KING LANDS SUCKER PUNCH
By Rick Folstad
The
heavyweight division should be a required course at every law school in the
country. Call it ``Contract Quandary 101,'' or, ``Five easy ways to steal a
champion.''
To pass the course you've got to spend the
semester studying the by-laws and fight contracts of the IBF, WBC, WBA and the
morals clause of Don King, which no one has ever seen. If for some inconceivable
reason you begin to believe all the amendments, subsections and hollow promises,
you're required to take the course over again.
Does Hasim Rahman realize what he's done, what kind of
sleeping monster he woke? The poor guy lands a good right hand on the cheek of
Lennox Lewis and suddenly, the heavyweight division is a judicial battlefield,
an ugly land of backstabbing, badmouthing and barristers.
Some of the lead characters in this comedy include
Rahman, King, Lewis, Mike Tyson, David Tua, Cedric Kushner, HBO, Showtime, an
assortment of smiling attorneys, Shelly Finkel, the head honchos at the IBF and
the WBC, the Seven Dwarfs, Goofy, Yosemite Sam and the Three Stooges.
But the starring role now belongs to King, who somehow
stole a champion in the wee hours of a Friday morning, Rahman forgetting the
lessons Mike Tyson has already learned and has been trying to pass on: The only
thing that matters to Don King is making Don King richer. That hard-line
approach to business is fine if you're selling time shares, betting the ponies
or trying to make a fortune in commodities. It doesn't go down well when the
product your peddling has a wife and kids and poor judgment.
King, knowing how the world works, flopped down $500,000
in cash in front of Rahman and suddenly, he had his man and a big portion of the
heavyweight championship.
Now, instead of a fight with Tyson or a rematch with
Lewis, Rahman will probably fight the renowned Brian Nielsen of Denmark, almost
a household name in some parts of Copenhagen.

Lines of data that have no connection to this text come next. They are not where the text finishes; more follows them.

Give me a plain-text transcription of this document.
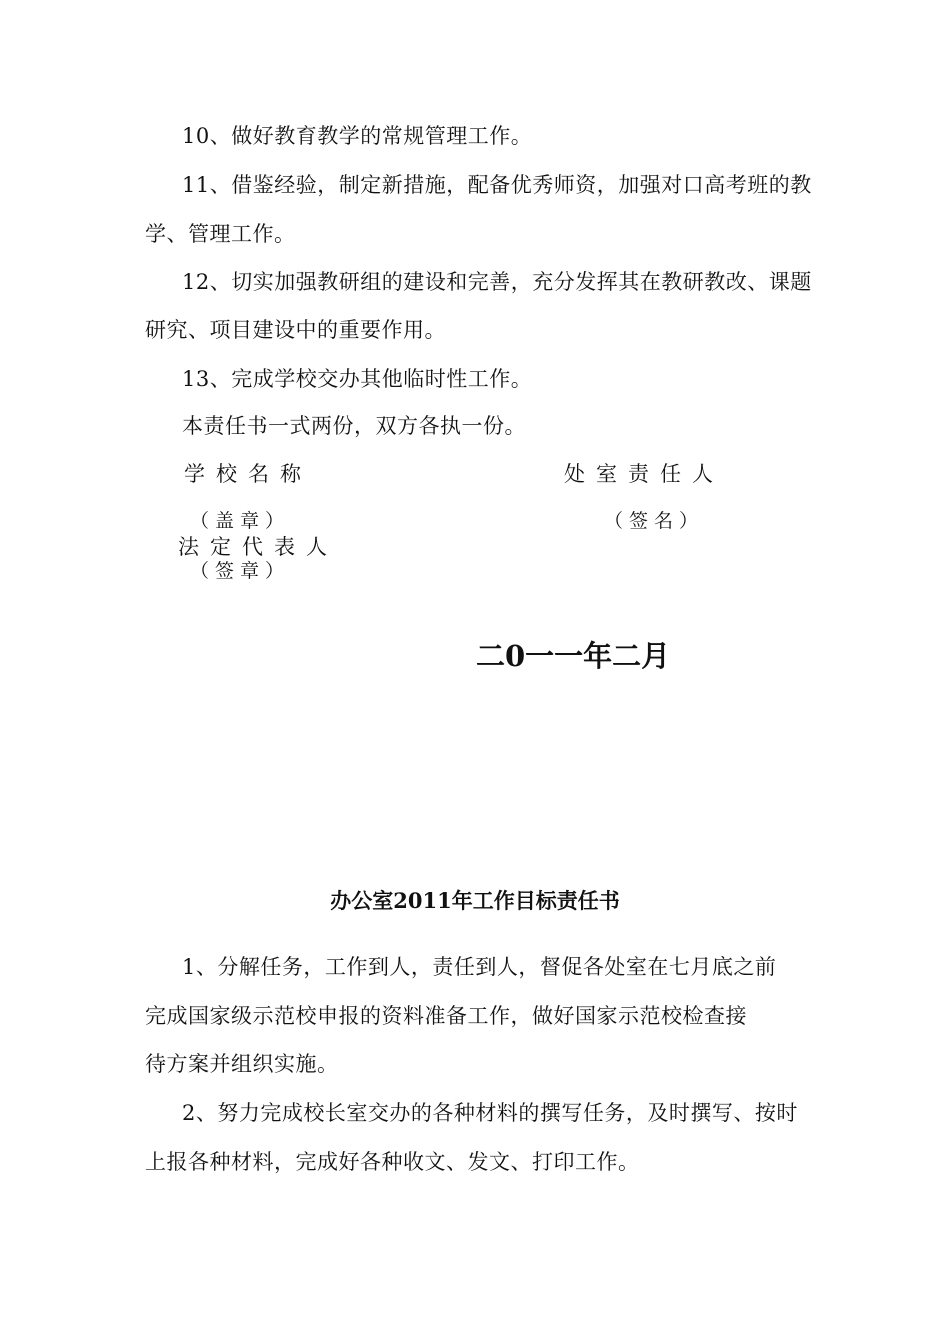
10、做好教育教学的常规管理工作。
11、借鉴经验，制定新措施，配备优秀师资，加强对口高考班的教
学、管理工作。
12、切实加强教研组的建设和完善，充分发挥其在教研教改、课题
研究、项目建设中的重要作用。
13、完成学校交办其他临时性工作。
本责任书一式两份，双方各执一份。
学校名称	处室责任人
（盖章）	（签名）
法定代表人
（签章）
二0一一年二月
办公室2011年工作目标责任书
1、分解任务，工作到人，责任到人，督促各处室在七月底之前
完成国家级示范校申报的资料准备工作，做好国家示范校检查接
待方案并组织实施。
2、努力完成校长室交办的各种材料的撰写任务，及时撰写、按时
上报各种材料，完成好各种收文、发文、打印工作。
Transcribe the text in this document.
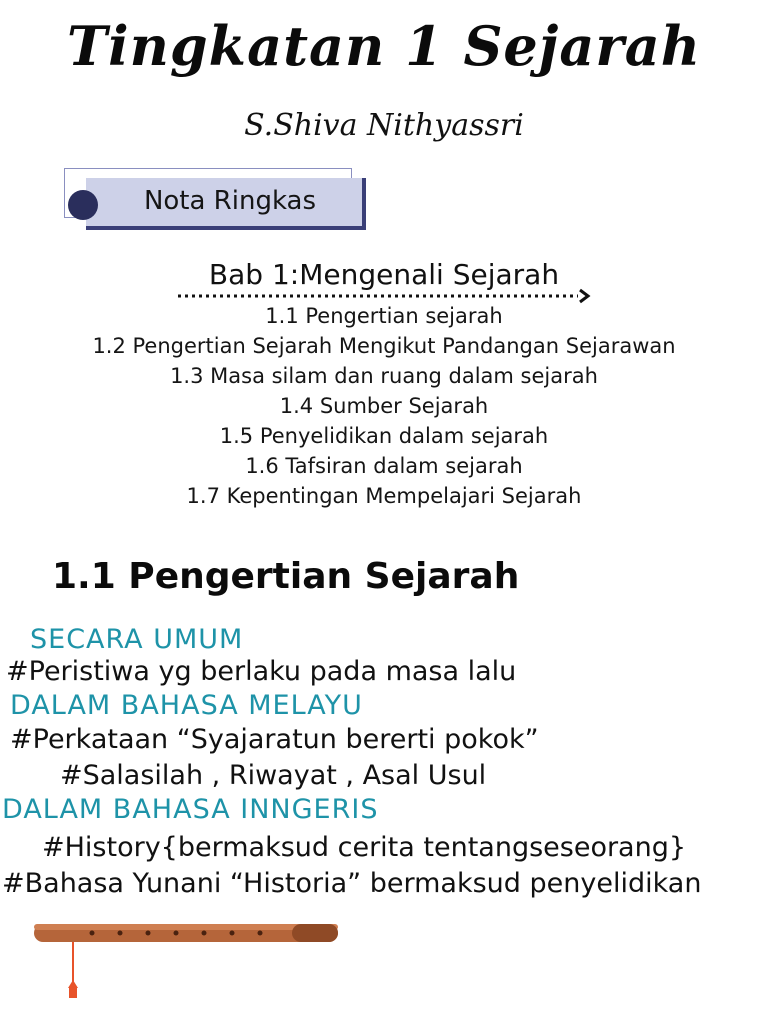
Tingkatan 1 Sejarah
S.Shiva Nithyassri
Nota Ringkas
Bab 1:Mengenali Sejarah
1.1 Pengertian sejarah
1.2 Pengertian Sejarah Mengikut Pandangan Sejarawan
1.3 Masa silam dan ruang dalam sejarah
1.4 Sumber Sejarah
1.5 Penyelidikan dalam sejarah
1.6 Tafsiran dalam sejarah
1.7 Kepentingan Mempelajari Sejarah
1.1 Pengertian Sejarah
SECARA UMUM
#Peristiwa yg berlaku pada masa lalu
DALAM BAHASA MELAYU
#Perkataan “Syajaratun bererti pokok”
#Salasilah , Riwayat , Asal Usul
DALAM BAHASA INNGERIS
#History{bermaksud cerita tentangseseorang}
#Bahasa Yunani “Historia” bermaksud penyelidikan
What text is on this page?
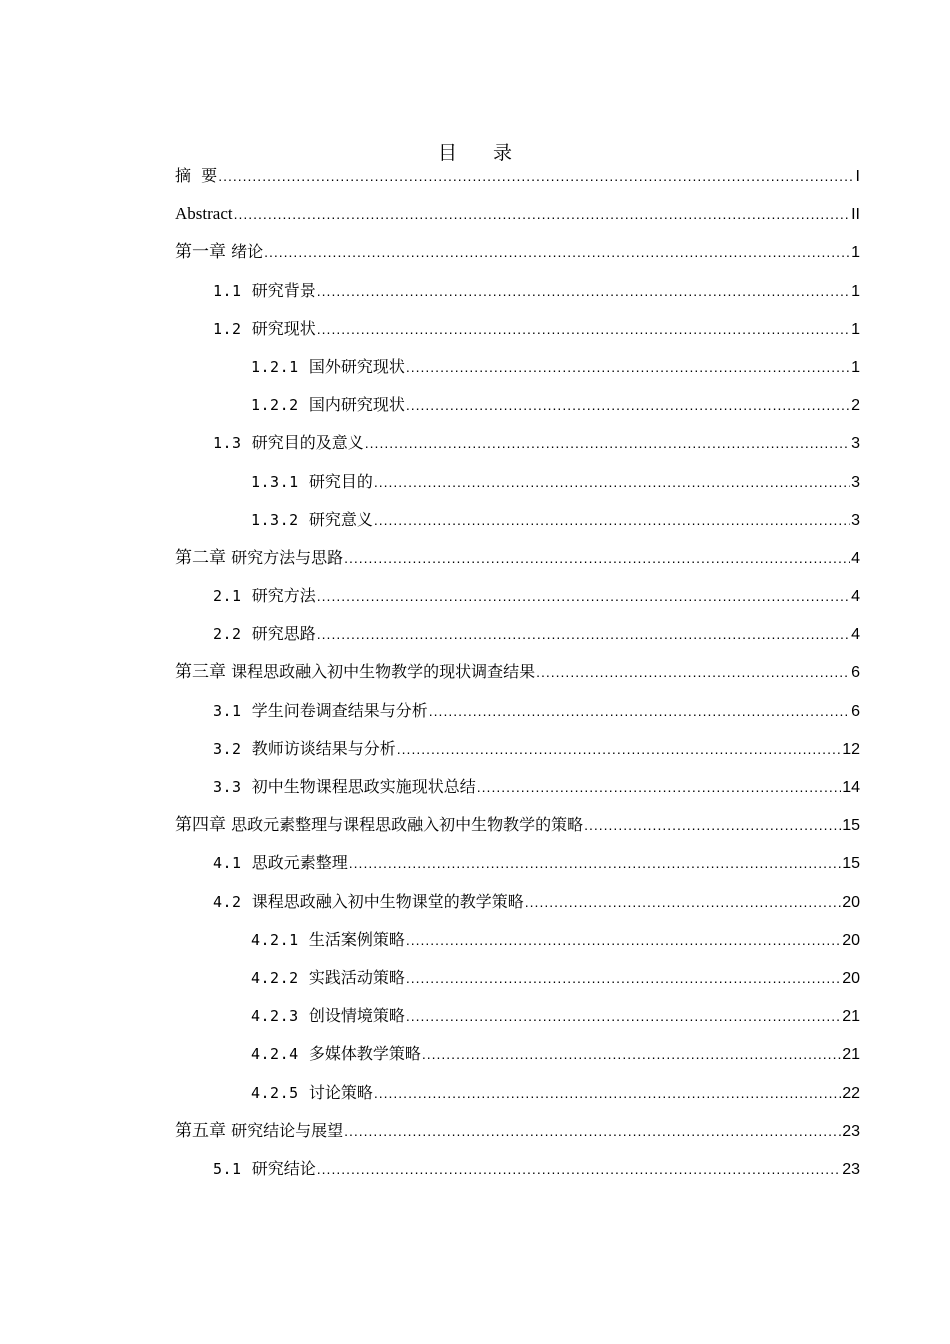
目 录
摘  要 .....	I
Abstract .....	II
第一章 绪论 .....	1
1.1 研究背景 .....	1
1.2 研究现状 .....	1
1.2.1 国外研究现状 .....	1
1.2.2 国内研究现状 .....	2
1.3 研究目的及意义 .....	3
1.3.1 研究目的 .....	3
1.3.2 研究意义 .....	3
第二章 研究方法与思路 .....	4
2.1 研究方法 .....	4
2.2 研究思路 .....	4
第三章 课程思政融入初中生物教学的现状调查结果 .....	6
3.1 学生问卷调查结果与分析 .....	6
3.2 教师访谈结果与分析 .....	12
3.3 初中生物课程思政实施现状总结 .....	14
第四章 思政元素整理与课程思政融入初中生物教学的策略 .....	15
4.1 思政元素整理 .....	15
4.2 课程思政融入初中生物课堂的教学策略 .....	20
4.2.1 生活案例策略 .....	20
4.2.2 实践活动策略 .....	20
4.2.3 创设情境策略 .....	21
4.2.4 多媒体教学策略 .....	21
4.2.5 讨论策略 .....	22
第五章 研究结论与展望 .....	23
5.1 研究结论 .....	23
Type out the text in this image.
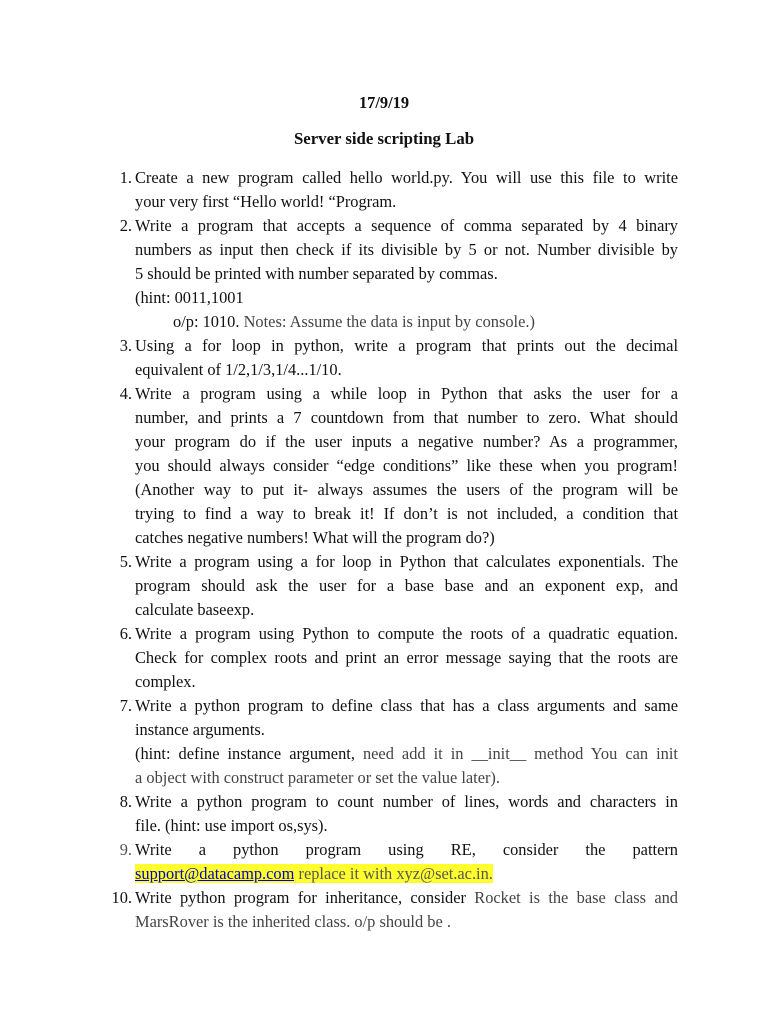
17/9/19
Server side scripting Lab
1. Create a new program called hello world.py. You will use this file to write
your very first “Hello world! “Program.
2. Write a program that accepts a sequence of comma separated by 4 binary
numbers as input then check if its divisible by 5 or not. Number divisible by
5 should be printed with number separated by commas.
(hint: 0011,1001
o/p: 1010. Notes: Assume the data is input by console.)
3. Using a for loop in python, write a program that prints out the decimal
equivalent of 1/2,1/3,1/4...1/10.
4. Write a program using a while loop in Python that asks the user for a
number, and prints a 7 countdown from that number to zero. What should
your program do if the user inputs a negative number? As a programmer,
you should always consider “edge conditions” like these when you program!
(Another way to put it- always assumes the users of the program will be
trying to find a way to break it! If don’t is not included, a condition that
catches negative numbers! What will the program do?)
5. Write a program using a for loop in Python that calculates exponentials. The
program should ask the user for a base base and an exponent exp, and
calculate baseexp.
6. Write a program using Python to compute the roots of a quadratic equation.
Check for complex roots and print an error message saying that the roots are
complex.
7. Write a python program to define class that has a class arguments and same
instance arguments.
(hint: define instance argument, need add it in __init__ method You can init
a object with construct parameter or set the value later).
8. Write a python program to count number of lines, words and characters in
file. (hint: use import os,sys).
9. Write a python program using RE, consider the pattern
support@datacamp.com replace it with xyz@set.ac.in.
10. Write python program for inheritance, consider Rocket is the base class and
MarsRover is the inherited class. o/p should be .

So after six years with Kushner as his promoter, Rahman
wins the title and bolts, says good-bye like a lazy husband who just won the
lottery and no longer needs the wife who supported him through the tough times.
You can't blame Rahman for following the money, but he
also might have sold himself down the river. He listened to the silver-tongued
devil and somehow believed what he was told, what King promised.
Advice to Rahman: Hire an accountant and an attorney,
Hasim. Check the clauses and the fine print. Count your change and keep a close
eye on your wallet.
Meanwhile, the rest of the heavyweight division is
wondering what happened, how King got past the security guard at the door. Say
this for the guy, he doesn't get caught napping. He could convince you the world
was flat if he thought there was a buck in it for him.
While Kushner was looking to cut a deal for Rahman -
weave his way through the legal jungle that has sprung up since Lewis was
knocked on his fanny - King was hiding in the shadows whispering secrets in
Rahman's ear, telling him the world is flat.
But that's just part of the great adventure. We're still
not 100 percent sure who has a right to promote who or fight whom. If you're not
filing a lawsuit right now, you're not in the heavyweight picture.
All because Lewis didn't take Rahman seriously.
Funny thing about good right hands. They circumvent
lawsuits quicker than a room full of judges.
The whole thing is pretty wild if you think about it. We
don't know what's going to happen next, but that's the great thing about prize
fighting. We never know what's going to happen next.
A good right hand is a beautiful thing.